Proposed candidates for gamma knife surgery have a single well-defined temporal lobe seizure focus. The procedure utilizes a collimator to focus a hemispheric array of 201 beams of gamma radiation from cobalt-60 sources on a 5,500- to 9,000-mm3 targeted volume of brain tissue. The dose at the target margin is 24 Gy. The operation is done in a single sitting, with separate anterior and posterior exposures.
The sole reported prospective study of gamma knife surgery to date was conducted in Marseille, Prague, and Graz, Austria. It involved 21 patients with refractory mesial temporal lobe epilepsy deemed suitable for temporal lobectomy but who instead had stereotactic radiotherapy. One died of amyocardial infarction, leaving 20 with 2-year follow-up.
“Of course, this type of study would have to go on for 10 years before it would gain any type of acceptance within the epilepsy surgery community,” Dr. Szabo observed.
Targets of the focused radiation included the anterior parahippocampus, head and body of the anterior hippocampus, the rhinal sulcus, and the basal and lateral amygdala.
The tricky thing about gamma knife surgery is the seizures don't begin to improve until 9–12 months later. During the interim they actually get worse; for the first months following surgery, patients may begin to have complex partial seizures rather than their usual simple partial seizures.

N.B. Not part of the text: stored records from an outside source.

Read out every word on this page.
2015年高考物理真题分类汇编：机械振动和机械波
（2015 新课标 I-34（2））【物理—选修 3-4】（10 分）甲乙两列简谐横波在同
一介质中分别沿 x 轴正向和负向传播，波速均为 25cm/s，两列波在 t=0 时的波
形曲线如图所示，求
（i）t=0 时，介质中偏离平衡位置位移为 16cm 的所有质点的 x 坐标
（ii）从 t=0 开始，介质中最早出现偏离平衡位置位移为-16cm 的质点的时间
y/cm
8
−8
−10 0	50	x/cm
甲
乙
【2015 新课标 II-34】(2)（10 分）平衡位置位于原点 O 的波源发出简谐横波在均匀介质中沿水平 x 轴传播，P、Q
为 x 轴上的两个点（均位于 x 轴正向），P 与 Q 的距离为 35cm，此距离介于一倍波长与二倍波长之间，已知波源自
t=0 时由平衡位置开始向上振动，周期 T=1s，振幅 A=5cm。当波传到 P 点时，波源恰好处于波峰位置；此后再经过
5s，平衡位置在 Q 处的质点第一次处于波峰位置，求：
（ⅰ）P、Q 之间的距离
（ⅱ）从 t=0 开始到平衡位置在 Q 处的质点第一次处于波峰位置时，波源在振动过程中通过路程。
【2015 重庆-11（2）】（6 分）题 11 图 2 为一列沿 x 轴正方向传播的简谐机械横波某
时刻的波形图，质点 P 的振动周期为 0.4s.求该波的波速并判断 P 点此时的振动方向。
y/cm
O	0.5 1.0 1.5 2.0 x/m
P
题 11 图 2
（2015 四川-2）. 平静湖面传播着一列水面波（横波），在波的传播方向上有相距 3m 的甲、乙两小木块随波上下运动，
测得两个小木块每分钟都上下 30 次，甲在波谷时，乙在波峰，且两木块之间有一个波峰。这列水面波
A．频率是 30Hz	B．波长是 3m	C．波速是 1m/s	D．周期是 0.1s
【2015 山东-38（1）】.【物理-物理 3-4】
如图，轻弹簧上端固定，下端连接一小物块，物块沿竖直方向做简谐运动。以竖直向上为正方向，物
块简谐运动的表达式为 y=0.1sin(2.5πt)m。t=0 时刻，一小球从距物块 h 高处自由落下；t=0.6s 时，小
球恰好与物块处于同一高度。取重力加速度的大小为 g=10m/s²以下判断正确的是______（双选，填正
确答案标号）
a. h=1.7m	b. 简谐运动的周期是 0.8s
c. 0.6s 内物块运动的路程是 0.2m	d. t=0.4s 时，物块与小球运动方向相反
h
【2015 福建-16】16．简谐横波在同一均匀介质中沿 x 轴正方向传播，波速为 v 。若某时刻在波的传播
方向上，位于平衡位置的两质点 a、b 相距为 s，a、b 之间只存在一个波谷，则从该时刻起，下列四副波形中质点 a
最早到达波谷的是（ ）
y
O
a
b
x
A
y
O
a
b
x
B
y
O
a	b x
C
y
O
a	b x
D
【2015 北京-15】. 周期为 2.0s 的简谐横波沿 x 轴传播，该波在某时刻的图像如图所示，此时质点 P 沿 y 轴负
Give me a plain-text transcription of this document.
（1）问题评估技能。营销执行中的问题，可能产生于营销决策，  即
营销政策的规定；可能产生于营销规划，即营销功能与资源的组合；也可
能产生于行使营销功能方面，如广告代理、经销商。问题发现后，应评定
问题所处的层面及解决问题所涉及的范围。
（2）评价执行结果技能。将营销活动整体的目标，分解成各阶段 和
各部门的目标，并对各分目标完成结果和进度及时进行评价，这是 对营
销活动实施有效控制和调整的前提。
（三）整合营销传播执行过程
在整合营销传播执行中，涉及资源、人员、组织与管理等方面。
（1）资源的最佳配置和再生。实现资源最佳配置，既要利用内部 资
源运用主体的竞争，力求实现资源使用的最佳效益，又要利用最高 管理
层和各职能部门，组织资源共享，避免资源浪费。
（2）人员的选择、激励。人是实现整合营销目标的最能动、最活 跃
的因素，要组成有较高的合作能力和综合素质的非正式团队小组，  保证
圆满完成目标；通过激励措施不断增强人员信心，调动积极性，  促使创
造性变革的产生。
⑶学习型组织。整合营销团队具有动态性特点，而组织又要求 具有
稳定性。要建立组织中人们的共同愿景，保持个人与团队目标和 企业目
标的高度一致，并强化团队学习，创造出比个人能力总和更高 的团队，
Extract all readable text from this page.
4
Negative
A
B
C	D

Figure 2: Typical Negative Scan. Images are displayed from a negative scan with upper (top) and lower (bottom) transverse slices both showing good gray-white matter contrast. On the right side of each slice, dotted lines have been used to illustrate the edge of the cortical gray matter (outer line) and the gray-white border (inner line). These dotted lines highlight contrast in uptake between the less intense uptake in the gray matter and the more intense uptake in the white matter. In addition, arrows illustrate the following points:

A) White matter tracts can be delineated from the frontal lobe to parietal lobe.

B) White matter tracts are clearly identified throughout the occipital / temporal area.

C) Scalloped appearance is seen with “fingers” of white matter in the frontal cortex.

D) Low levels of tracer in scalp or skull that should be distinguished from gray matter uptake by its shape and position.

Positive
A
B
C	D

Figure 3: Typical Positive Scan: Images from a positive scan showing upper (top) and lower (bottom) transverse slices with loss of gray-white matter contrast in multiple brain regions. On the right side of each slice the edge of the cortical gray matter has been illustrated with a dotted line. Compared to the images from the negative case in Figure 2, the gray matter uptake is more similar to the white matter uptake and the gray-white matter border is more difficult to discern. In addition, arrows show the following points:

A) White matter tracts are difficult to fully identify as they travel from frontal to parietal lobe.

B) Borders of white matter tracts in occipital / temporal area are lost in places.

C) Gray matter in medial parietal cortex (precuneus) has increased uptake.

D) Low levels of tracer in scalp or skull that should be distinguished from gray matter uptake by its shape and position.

Still, at 2 years the median seizure frequency was reduced to 0.33 per month, compared with 6.16 per month before treatment, and 65% of patients were seizure free. Quality of life measures improved significantly (Epilepsia 2004;45:504–15).
With the target tissue's close proximity to the optic nerve, it was unsurprising that 8 patients in the European study had quadrant visual field defects resulting from the gamma knife. Another patient experienced narrowing of the visual hemifield, a more disabling side effect.
Radiation-induced brain swelling, often accompanied by extremely severe headaches, was a common late side effect, peaking in occurrence at 1 year.
Of gamma knife-treated patients, 62% required corticosteroids for this condition, and 15% were hospitalized. However, the brain swelling resolved over time, and at 2 years none of the study participants had any neuropsychologic impairment.
The big problem for proponents of gamma knife surgery, Dr. Szabo noted, is that conventional open temporal lobectomy is a relatively mature operation whose long-term benefits and risks are well documented.
A 2003 evidence-based practice parameter issued by the American Academy of Neurology concluded that two-thirds of patients become essentially seizure free following anterior temporal lobectomy, while 10%–15% are unimproved. Three percent of patients develop permanent neurologic deficits, and an equal percentage experience permanent cognitive or behavioral deficits.
Thirty-day mortality was 0.4% in the patient series analyzed by the AAN panel, but none of the deaths was deemed surgery related (Neurology 2003;60:538–47).